The problem is that the government has allowed food production to become unprofitable for farmers, as well as highly centralised — so we have serious bottlenecks in our food system. Most supermarkets hold very little stock. And it takes tens of thousands of lorries to transport the nation’s food every week from farms to shops and food outlets: even a 10% drop in available drivers can result in empty shelves (remember Covid). The supermarket system works out of a handful of giant distribution and processing centres with incredible throughput volume, but which are highly vulnerable because they are run by computer systems that can be hacked. It also relies on refrigeration, and so is vulnerable to energy shortages.

On top of this, Britain imports lots of its food from places vulnerable to climate change, natural disasters or geopolitical chaos. Traditionally, we imported many of our fruits and vegetables from Almeria in Spain, but that region is now struggling with water shortages. So, increasingly, we’re sourcing fresh produce from West Africa instead, especially Sierra Leone. The whole system depends upon stability, peace and the free flow of goods — but can we guarantee that in West Africa? What’s more, our imports are almost all squeezed through two ports: Dover and Felixstowe. If these ports were ever taken out of action, we’d be in trouble. 

The good news is that there are plenty of ways to make our food system more robust. After the Second World War, British farmers stopped using ammonia nitrate for explosives and began using it to grow crops; now, we are addicted. But there are ways we can wean ourselves off this addiction — at least to some extent. We can lessen our reliance upon synthetic fertilisers by using rotational and regenerative farming to improve the health of British soil. By introducing crop rotations and re-integrating livestock into arable (crop growing) systems, we can fertilise more of our land naturally. 

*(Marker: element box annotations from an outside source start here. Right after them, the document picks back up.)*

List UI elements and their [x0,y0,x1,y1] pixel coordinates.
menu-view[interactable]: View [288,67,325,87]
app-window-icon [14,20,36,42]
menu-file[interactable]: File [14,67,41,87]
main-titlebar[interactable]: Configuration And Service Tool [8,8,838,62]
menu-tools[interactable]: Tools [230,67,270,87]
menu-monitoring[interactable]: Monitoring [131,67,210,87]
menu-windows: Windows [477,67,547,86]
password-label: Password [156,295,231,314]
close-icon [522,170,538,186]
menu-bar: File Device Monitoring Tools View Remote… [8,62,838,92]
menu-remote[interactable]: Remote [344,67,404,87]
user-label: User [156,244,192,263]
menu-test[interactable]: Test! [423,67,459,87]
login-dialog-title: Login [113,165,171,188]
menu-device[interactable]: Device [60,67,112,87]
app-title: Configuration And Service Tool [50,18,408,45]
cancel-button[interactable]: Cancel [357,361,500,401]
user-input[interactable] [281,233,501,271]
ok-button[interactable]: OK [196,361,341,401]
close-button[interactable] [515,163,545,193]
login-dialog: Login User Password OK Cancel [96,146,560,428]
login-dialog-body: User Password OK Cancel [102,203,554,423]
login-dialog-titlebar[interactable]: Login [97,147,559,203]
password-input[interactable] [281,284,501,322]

We can also lessen our reliance upon foreign fruit and vegetables by supporting growers across the UK to make a sustainable living. We can design and develop horticulture in urban areas, with allotments and urban farms, where food production will be most needed in any future crisis. (Paris, remember, was once a leading light of food production, farming small areas intensively to feed countless urbanites.) We can stop subsidising mindless schemes to take land out of food production in order to build houses or solar farms or pursue the worst excesses of corporate “offset” rewilding. We can be way more discerning about where we import food from, and encourage farmers to produce certain foods we’re lacking. And we can shore up our supplies of synthetic fertiliser by protecting the Billingham ammonia plant in Teesside — the last plant in the country that produces ammonium nitrate.

As it stands, a large part of Britain’s cheap food system relies upon massive fossil fuel flows, and we have done way too little to insure against the risks — risks that are swiftly becoming reality. A Which? report released yesterday found that three million UK households are already being forced to skip meals to cope with the rising cost of food. We urgently need politicians of all stripes to start thinking about farming and food as national priorities. 


James Rebanks is a fell farmer and the best-selling author of The Shepherd’s Life. His latest book is The Place of Tides.